K.M.: Moje wrażenia są takie, jak komisji powołanej przez rzecznika praw obywatelskich, to znaczy na pewno był, natomiast co z tego wynikało dla konkretnych osób i dla konkretnych spraw, na to pytanie nie można w tej chwili odpowiedzieć. Natomiast przywołane zostało nazwisko arcybiskupa Głódzia. I ja jestem zdruzgotana jego wczorajszym wystąpieniem, potraktowaniem przez niego komisji powołanej przez rzecznika praw obywatelskich i rzecznika praw obywatelskich. Kościoła to nie obchodzi. Przepraszam, Kościoła nie obchodzi to, co również ja myślę, Kościoła nie obchodzi to, co myślą ludzie ten Kościół tworzący. To jest coś nieprawdopodobnego. Wydaje mi się, że kryzys powstaje nie tylko w momencie, kiedy bohater negatywny tego wszystkiego najpierw zaprzeczał, że w ogóle nie miał z tym nic wspólnego, a więc kłamał, i teraz, kiedy biskup Głódź właściwie odbiera mi prawo mówienia o czymkolwiek.

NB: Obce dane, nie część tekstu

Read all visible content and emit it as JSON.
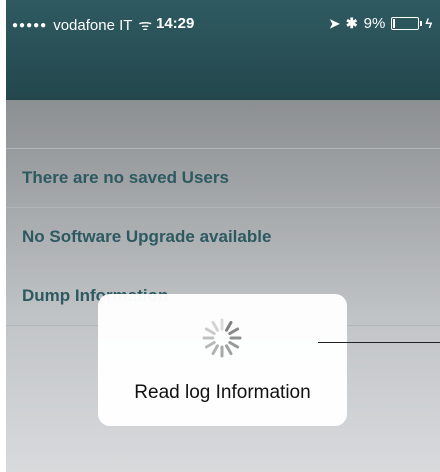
{
  "status_bar": {
    "signal": "●●●●●",
    "carrier": "vodafone IT",
    "wifi": "ᯤ",
    "time": "14:29",
    "location_icon": "➤",
    "bluetooth_icon": "✱",
    "battery": "9%",
    "battery_level": 0.09,
    "charging_icon": "ϟ"
  },
  "list": {
    "items": [
      {
        "label": "There are no saved Users"
      },
      {
        "label": "No Software Upgrade available"
      },
      {
        "label": "Dump Information"
      }
    ]
  },
  "hud": {
    "label": "Read log Information",
    "spinner_icon": "activity-indicator"
  },
  "colors": {
    "navbar": "#2f5a61",
    "list_text": "#2d5961",
    "background": "#c2c5c8"
  }
}
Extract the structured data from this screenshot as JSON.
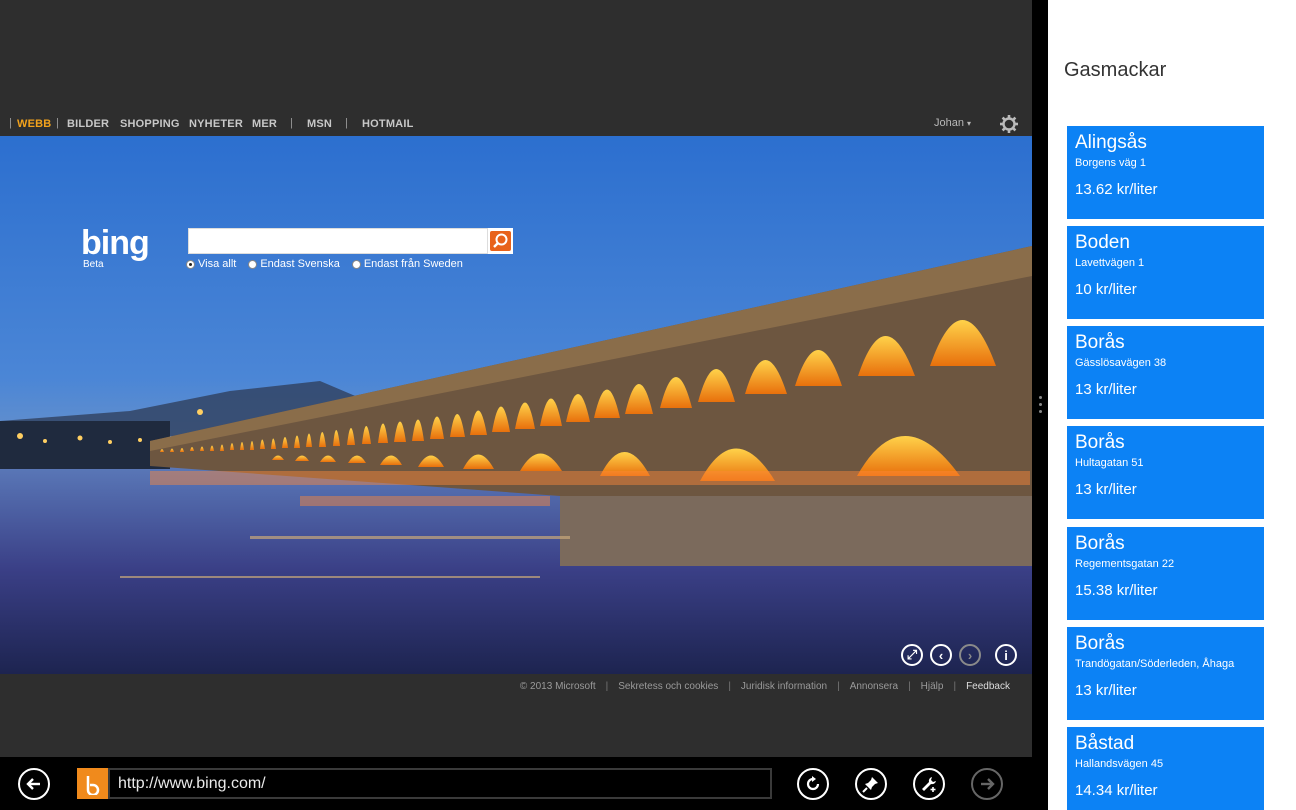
{
  "nav": {
    "items": [
      "WEBB",
      "BILDER",
      "SHOPPING",
      "NYHETER",
      "MER",
      "MSN",
      "HOTMAIL"
    ],
    "active": "WEBB",
    "user": "Johan"
  },
  "search": {
    "logo": "bing",
    "beta": "Beta",
    "query": "",
    "scopes": [
      "Visa allt",
      "Endast Svenska",
      "Endast från Sweden"
    ],
    "selected_scope": "Visa allt"
  },
  "footer": {
    "links": [
      "© 2013 Microsoft",
      "Sekretess och cookies",
      "Juridisk information",
      "Annonsera",
      "Hjälp",
      "Feedback"
    ]
  },
  "appbar": {
    "url": "http://www.bing.com/",
    "icons": [
      "back-icon",
      "refresh-icon",
      "pin-icon",
      "tools-icon",
      "forward-icon"
    ]
  },
  "snap": {
    "title": "Gasmackar",
    "stations": [
      {
        "city": "Alingsås",
        "street": "Borgens väg 1",
        "price": "13.62 kr/liter"
      },
      {
        "city": "Boden",
        "street": "Lavettvägen 1",
        "price": "10 kr/liter"
      },
      {
        "city": "Borås",
        "street": "Gässlösavägen 38",
        "price": "13 kr/liter"
      },
      {
        "city": "Borås",
        "street": "Hultagatan 51",
        "price": "13 kr/liter"
      },
      {
        "city": "Borås",
        "street": "Regementsgatan 22",
        "price": "15.38 kr/liter"
      },
      {
        "city": "Borås",
        "street": "Trandögatan/Söderleden, Åhaga",
        "price": "13 kr/liter"
      },
      {
        "city": "Båstad",
        "street": "Hallandsvägen 45",
        "price": "14.34 kr/liter"
      }
    ]
  },
  "colors": {
    "accent": "#f2a21c",
    "tile": "#0c82f5",
    "chrome": "#2e2e2e"
  }
}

W.M.: Kościół powszechny to i dyskusja powszechna. Mówimy o lustracji...
J.R.: Ale co państwo powiedzą na sytuację, jeśliby się na przykład okazało, że to, co ja mówię, a doszedłem do wniosku na podstawie tego, jak ta sprawa się toczy, że w tym jest bardzo wiele prawdy? To co wtedy? Te materiały nie trafiły...
W.M.: Ale papież Benedykt XVI nigdy o tym nie powie.
T.S.: Nikt tej wersji nie przedstawiał, a poza tym nie widzę powodu, dla którego arcybiskup Wielgus miałby o tym nie powiedzieć.
J.R.: Nie, nie, wersji tej też nikt nie przedstawi dlatego, że Kościół w tej chwili również toczy też w wielu krajach śmiertelny bój z różnymi totalitarnymi systemami i przyznanie się do tego, że Kościół stosował tego rodzaju metody byłoby samobójstwem.
W.M.: Mówimy o lustracji ludzi Kościoła, hierarchów, lustracja dziennikarzy, sędziów, prokuratorów i tak dalej, i tak dalej.
T.S.: Przede wszystkim dziennikarzy. Porozmawiajmy teraz jak dziennikarz z dziennikarzem. Powinniśmy się zlustrować?
K.M.: Oczywiście. Jeżeli my posługujemy się argumentami o lustracji i żądamy uczciwości od innych, nawet od hierarchów Kościoła katolickiego...
W.M.: To oczywiste.
K.M.: To oczywiste, że my również musimy mieć czyste ręce.
T.S.: A jak to powinno wyglądać? Każdy dziennikarz obowiązkowo zgłasza się do IPN-u i prosi o ujawnienie swojej teczki, o status pokrzywdzonego. Za chwilę nie będzie tego statusu.
J.R.: Znaczy status będzie, jeśli przejdzie ustawa, którą przygotowuje...
T.S.: Ustawa prezydencka, ale na razie nie ma tego statusu, zostaje powoli...
J.R.: Ale widzi pan, w tej sprawie w ogóle dziennikarskiej lustracji to my tak trochę drepczemy w miejscu, bo na przykład co jest niezwykle intrygującego? Według informacji, które mamy, źródeł, które są dostępne, to z tego wynika, że przykładowo wszyscy korespondenci zagraniczni wyjeżdżający na Zachód byli praktycznie w jakiejś formie...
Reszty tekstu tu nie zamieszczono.